RFR: 8264104: Eliminate unnecessary vector mask conversion during VectorUnbox for floating point VectorMask [v3]

Mon Apr 12 07:06:34 UTC 2021

On Fri, 9 Apr 2021 21:52:45 GMT, Vladimir Ivanov <vlivanov at openjdk.org> wrote:

>> Xiaohong Gong has updated the pull request incrementally with one additional commit since the last revision:
>> 
>>   Revert changes to VectorLoadMask and add a VectorMaskCast for the same element size mask casting
>
> src/hotspot/share/opto/vectornode.cpp line 1236:
> 
>> 1234:         if (is_vector_mask) {
>> 1235:           if (in_vt->length_in_bytes() == out_vt->length_in_bytes() &&
>> 1236:               Matcher::match_rule_supported(Op_VectorMaskCast)) {
> 
> There's `Matcher::match_rule_supported_vector()` specifically for vector nodes.

OK, I will use this instead. Thanks!

> src/hotspot/share/opto/vectornode.cpp line 1237:
> 
>> 1235:           if (in_vt->length_in_bytes() == out_vt->length_in_bytes() &&
>> 1236:               Matcher::match_rule_supported(Op_VectorMaskCast)) {
>> 1237:             // VectorUnbox (VectorBox vmask) ==> VectorMaskCast (vmask)
> 
> It's better to implement it as a 2-step transformation and place it in `VectorLoadMaskNode::Ideal()`:
> VectorUnbox (VectorBox vmask) ==> VectorLoadMask (VectorStoreMask vmask) => VectorMaskCast (vmask)
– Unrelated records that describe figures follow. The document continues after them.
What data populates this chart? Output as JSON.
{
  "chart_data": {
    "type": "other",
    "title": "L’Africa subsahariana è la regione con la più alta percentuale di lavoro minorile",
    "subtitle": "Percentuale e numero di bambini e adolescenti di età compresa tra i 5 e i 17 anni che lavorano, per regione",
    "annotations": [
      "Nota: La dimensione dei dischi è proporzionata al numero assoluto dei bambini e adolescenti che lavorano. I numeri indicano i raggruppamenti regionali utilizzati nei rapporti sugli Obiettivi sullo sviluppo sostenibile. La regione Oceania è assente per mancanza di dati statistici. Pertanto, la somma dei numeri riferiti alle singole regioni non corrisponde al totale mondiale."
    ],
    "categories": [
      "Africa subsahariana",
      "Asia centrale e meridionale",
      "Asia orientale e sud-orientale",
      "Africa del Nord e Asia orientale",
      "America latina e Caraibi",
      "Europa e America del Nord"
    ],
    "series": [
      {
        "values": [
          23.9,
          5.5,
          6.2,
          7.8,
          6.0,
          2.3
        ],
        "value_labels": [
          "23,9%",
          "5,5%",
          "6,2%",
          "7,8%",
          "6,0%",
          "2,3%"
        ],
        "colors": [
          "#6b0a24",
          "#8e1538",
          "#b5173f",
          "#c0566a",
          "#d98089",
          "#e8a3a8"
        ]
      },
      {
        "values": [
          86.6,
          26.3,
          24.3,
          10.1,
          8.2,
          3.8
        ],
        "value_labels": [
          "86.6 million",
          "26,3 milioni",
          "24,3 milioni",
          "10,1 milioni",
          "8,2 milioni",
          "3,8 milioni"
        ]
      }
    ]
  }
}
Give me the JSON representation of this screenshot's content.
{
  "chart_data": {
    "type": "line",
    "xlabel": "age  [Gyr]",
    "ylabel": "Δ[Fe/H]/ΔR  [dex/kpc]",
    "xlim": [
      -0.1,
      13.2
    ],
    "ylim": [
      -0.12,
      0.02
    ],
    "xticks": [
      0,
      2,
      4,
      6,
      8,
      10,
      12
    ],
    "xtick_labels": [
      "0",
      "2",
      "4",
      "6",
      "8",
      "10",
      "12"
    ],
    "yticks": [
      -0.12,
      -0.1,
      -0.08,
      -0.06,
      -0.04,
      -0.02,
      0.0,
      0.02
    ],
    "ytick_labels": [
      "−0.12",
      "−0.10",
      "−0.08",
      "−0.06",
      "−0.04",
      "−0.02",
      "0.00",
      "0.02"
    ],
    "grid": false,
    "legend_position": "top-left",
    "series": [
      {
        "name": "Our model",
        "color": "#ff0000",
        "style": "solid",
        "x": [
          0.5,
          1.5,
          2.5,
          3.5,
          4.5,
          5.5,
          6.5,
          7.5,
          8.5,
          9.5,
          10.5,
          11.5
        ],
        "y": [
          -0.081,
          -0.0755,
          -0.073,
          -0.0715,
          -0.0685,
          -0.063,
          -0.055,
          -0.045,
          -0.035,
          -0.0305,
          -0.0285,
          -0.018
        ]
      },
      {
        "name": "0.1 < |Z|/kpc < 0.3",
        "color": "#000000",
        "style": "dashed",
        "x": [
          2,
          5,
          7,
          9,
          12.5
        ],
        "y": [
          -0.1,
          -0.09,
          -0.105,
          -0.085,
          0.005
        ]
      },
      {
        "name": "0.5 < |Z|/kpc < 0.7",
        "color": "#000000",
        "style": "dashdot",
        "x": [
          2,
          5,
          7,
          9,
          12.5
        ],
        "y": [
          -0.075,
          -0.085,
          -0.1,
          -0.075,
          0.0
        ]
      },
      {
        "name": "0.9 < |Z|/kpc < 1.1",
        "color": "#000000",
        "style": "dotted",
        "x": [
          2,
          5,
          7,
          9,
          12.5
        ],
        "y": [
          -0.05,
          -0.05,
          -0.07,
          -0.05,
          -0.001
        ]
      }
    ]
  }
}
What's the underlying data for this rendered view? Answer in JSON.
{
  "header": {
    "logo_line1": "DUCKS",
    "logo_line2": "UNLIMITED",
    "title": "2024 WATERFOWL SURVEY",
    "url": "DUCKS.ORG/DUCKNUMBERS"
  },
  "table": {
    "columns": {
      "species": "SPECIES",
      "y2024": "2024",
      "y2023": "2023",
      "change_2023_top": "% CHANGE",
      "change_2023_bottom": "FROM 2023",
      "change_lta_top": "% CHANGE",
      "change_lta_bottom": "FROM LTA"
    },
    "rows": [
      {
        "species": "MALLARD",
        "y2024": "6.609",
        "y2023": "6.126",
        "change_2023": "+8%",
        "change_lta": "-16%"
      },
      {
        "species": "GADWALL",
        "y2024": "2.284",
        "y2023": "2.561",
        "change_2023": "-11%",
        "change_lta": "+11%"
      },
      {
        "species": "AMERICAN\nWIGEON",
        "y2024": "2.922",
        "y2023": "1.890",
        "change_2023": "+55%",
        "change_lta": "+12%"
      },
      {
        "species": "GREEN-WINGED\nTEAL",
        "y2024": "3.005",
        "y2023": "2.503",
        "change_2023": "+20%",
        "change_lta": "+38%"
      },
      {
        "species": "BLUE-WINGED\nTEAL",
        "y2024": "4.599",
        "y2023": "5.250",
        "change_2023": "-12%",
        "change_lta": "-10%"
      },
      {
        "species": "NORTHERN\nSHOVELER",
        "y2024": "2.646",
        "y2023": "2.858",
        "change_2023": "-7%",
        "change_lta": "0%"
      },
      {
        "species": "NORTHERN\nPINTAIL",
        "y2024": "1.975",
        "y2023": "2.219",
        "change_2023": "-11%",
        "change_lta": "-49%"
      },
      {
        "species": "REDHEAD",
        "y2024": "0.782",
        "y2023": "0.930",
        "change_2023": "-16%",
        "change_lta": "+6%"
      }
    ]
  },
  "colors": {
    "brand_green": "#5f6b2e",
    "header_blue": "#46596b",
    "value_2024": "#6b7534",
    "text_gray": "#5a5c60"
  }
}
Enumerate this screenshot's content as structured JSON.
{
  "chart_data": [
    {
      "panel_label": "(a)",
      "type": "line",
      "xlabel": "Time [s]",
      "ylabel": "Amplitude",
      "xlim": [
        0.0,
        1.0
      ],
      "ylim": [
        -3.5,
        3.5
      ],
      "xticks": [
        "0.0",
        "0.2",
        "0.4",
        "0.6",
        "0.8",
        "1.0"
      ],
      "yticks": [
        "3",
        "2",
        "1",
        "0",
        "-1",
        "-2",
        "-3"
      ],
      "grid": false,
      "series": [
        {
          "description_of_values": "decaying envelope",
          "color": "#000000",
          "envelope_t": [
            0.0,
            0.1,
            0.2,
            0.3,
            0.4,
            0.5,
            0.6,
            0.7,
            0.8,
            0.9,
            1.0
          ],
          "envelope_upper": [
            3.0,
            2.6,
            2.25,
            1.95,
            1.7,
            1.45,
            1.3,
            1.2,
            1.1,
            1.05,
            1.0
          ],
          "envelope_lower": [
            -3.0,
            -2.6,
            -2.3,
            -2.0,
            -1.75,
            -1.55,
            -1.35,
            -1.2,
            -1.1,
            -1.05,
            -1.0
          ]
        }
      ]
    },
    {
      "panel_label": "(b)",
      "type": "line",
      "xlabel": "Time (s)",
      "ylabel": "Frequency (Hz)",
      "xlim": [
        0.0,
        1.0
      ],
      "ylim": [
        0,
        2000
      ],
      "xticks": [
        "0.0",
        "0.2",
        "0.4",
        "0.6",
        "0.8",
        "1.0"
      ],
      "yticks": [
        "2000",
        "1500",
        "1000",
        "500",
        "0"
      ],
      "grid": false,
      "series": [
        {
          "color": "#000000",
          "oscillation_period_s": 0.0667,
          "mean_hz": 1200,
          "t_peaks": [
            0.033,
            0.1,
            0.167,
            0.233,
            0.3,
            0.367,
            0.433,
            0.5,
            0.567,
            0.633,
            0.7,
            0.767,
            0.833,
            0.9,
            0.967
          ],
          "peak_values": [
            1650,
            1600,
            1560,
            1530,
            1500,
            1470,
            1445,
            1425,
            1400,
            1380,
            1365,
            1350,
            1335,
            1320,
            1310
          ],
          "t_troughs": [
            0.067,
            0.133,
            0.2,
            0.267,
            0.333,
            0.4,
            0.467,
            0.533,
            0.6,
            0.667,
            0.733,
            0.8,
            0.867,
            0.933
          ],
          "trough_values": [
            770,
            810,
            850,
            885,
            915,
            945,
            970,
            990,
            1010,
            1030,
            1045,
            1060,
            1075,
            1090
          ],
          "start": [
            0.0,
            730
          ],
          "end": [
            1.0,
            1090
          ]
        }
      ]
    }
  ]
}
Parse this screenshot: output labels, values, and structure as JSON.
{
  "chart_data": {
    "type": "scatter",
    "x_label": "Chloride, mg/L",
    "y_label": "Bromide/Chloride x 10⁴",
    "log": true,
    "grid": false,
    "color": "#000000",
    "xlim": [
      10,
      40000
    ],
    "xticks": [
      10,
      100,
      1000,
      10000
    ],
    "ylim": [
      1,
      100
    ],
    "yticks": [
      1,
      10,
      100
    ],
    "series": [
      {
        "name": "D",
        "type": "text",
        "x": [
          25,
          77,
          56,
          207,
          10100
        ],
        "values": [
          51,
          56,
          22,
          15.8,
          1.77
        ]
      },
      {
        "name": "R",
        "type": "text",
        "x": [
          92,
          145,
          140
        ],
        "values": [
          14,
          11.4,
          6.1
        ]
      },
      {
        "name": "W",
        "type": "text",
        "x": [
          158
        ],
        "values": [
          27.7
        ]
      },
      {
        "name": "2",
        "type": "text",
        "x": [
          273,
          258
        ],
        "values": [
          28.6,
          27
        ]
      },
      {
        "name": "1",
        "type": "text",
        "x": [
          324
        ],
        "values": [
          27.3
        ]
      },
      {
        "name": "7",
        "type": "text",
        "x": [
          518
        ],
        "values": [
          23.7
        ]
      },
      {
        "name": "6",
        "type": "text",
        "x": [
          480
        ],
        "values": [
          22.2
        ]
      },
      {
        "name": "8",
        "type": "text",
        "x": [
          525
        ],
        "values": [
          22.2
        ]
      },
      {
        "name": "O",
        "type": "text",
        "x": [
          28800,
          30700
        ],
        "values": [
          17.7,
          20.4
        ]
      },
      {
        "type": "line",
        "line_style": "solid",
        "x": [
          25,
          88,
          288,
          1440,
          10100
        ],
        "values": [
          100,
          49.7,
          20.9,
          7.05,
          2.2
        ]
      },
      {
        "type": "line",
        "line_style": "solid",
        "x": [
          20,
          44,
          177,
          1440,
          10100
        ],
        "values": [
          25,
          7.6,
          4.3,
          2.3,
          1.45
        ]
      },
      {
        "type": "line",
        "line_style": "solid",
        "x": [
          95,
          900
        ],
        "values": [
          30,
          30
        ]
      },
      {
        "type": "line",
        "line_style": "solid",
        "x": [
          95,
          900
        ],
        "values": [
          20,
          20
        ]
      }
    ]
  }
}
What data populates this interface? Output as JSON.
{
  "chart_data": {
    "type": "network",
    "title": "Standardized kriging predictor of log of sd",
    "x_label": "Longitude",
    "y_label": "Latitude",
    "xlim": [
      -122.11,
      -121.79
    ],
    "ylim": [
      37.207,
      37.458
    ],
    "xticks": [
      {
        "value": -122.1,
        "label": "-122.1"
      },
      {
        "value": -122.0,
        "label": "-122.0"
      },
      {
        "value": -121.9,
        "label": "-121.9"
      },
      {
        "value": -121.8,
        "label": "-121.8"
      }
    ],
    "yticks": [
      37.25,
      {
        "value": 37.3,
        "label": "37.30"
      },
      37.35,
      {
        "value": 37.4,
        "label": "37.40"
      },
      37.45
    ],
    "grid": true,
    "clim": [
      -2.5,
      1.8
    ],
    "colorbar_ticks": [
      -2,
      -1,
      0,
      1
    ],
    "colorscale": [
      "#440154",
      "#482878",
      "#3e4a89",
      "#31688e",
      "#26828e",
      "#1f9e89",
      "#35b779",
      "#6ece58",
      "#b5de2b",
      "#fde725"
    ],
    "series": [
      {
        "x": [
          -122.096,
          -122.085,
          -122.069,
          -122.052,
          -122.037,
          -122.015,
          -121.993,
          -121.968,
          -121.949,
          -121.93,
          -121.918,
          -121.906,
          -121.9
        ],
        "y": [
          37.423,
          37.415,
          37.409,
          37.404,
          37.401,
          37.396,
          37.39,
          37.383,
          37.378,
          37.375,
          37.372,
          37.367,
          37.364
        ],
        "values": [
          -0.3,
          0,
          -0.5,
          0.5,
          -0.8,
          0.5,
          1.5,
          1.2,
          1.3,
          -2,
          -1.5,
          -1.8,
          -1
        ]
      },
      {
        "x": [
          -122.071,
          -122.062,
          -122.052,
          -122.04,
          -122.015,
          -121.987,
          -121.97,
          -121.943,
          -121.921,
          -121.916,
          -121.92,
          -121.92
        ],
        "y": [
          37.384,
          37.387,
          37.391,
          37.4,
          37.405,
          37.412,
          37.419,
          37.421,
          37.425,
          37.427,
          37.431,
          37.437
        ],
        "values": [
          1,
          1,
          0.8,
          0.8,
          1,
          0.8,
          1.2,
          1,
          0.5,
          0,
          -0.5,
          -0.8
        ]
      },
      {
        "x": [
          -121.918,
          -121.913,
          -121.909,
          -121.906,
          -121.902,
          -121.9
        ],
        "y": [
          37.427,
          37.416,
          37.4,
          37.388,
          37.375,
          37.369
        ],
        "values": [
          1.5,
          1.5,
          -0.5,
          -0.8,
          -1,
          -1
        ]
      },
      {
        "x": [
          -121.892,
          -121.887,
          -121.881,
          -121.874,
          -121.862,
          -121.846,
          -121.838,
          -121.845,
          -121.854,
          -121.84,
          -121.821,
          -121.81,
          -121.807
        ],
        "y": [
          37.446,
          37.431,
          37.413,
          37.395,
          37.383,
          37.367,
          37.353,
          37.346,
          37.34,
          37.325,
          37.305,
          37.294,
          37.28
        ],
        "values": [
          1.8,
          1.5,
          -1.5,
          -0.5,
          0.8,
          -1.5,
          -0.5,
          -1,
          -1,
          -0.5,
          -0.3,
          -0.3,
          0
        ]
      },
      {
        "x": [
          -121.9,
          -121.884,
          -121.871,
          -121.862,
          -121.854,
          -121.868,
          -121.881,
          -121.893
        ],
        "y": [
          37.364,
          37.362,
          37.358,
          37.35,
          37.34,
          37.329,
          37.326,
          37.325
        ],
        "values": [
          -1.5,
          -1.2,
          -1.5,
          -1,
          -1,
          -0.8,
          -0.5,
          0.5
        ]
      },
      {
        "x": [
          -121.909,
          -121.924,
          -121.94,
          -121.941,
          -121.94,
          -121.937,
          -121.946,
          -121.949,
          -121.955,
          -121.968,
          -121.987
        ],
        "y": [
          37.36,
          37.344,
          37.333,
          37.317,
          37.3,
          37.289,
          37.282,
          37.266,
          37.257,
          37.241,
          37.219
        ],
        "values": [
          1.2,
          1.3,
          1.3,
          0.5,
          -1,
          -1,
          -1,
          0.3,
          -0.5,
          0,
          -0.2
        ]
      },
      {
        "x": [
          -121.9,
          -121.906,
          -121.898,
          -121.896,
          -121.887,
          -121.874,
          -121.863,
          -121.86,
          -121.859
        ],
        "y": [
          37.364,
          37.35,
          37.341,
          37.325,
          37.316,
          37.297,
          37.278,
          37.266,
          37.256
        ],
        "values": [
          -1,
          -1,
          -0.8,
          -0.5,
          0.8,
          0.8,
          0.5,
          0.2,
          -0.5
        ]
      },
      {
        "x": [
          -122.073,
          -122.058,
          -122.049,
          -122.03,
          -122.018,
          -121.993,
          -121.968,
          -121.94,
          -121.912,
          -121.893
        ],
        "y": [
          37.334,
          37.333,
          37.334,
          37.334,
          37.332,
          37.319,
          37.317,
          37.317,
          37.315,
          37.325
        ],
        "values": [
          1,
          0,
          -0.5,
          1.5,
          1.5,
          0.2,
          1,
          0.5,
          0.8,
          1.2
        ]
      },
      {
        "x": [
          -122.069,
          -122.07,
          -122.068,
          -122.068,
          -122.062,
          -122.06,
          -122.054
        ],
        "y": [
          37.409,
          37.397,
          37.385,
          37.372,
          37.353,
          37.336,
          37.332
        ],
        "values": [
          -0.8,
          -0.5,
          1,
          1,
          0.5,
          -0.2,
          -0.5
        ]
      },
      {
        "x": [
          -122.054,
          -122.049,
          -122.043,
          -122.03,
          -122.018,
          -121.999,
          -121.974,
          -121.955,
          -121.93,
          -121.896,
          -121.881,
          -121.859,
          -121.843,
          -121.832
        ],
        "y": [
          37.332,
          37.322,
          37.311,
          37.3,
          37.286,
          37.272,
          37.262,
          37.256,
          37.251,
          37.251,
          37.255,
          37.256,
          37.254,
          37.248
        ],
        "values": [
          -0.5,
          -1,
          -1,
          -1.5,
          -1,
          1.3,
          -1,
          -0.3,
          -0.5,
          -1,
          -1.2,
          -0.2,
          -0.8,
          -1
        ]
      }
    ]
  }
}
Thanks for your comments. Yes, theoretically it's better to place it in `VectorLoadMaskNode::Ideal()`. Unfortunately, we met an issue that is related to optimization for `VectorStoreMask`. Considering the following case:
   LoadVector                                              LoadVector
           |                                                    |
   VectorLoadMask  (double)                          VectorLoadMask (double)
               |                                               |
           VectorUnbox   (long)          ==>           VectorStoreMask  (double)
                                                               |
                                                      VectorLoadMask  (long)
This case loads the masking values for a double type, and does a bitwise `and` operation. Since the type is mismatched, the compiler will try to do `VectorUnbox (VectorBox vmask) ==> VectorLoadMask (VectorStoreMask vmask)`. However, since there is the transformation `VectorStoreMask (VectorLoadMask value)  ==> value`, the above `VectorStoreMaskNode` will be optimized out. The final graph looks like:

   LoadVector                                                  LoadVector
          |                                                      /      \
        VectorLoadMask  (double)                               /         \
              |                      ==>     VectorLoadMask (double)      \
         VectorStoreMask (double)                                   VectorLoadMask (long)
                   |
            VectorLoadMask (long)
Since the two `VectorLoadMaskNode` have different element type, the GVN cannot optimize out one. So finally there will be two similar  `VectorLoadMaskNode`s. That's also why I override the `cmp/hash` for `VectorLoadMaskNode` in the first version.

So I prefer to add `VectorUnbox (VectorBox vmask) ==> VectorMaskCast (vmask)` directly.

> src/hotspot/share/opto/vectornode.hpp line 1247:
> 
>> 1245:     assert(type2aelembytes(in_vt->element_basic_type()) == type2aelembytes(vt->element_basic_type()), "element size must match");
>> 1246:   }
>> 1247: 
> 
> FTR there's a way to avoid platform-specific changes (in AD files) if we don't envision any non-trivial conversions to be supported: just disable matching of the node by overriding `Node::ideal_reg()`:
> virtual uint ideal_reg() const { return 0; } // not matched in the AD file

Good idea, I will try this way. Thanks!

-------------

PR: https://git.openjdk.java.net/jdk/pull/3238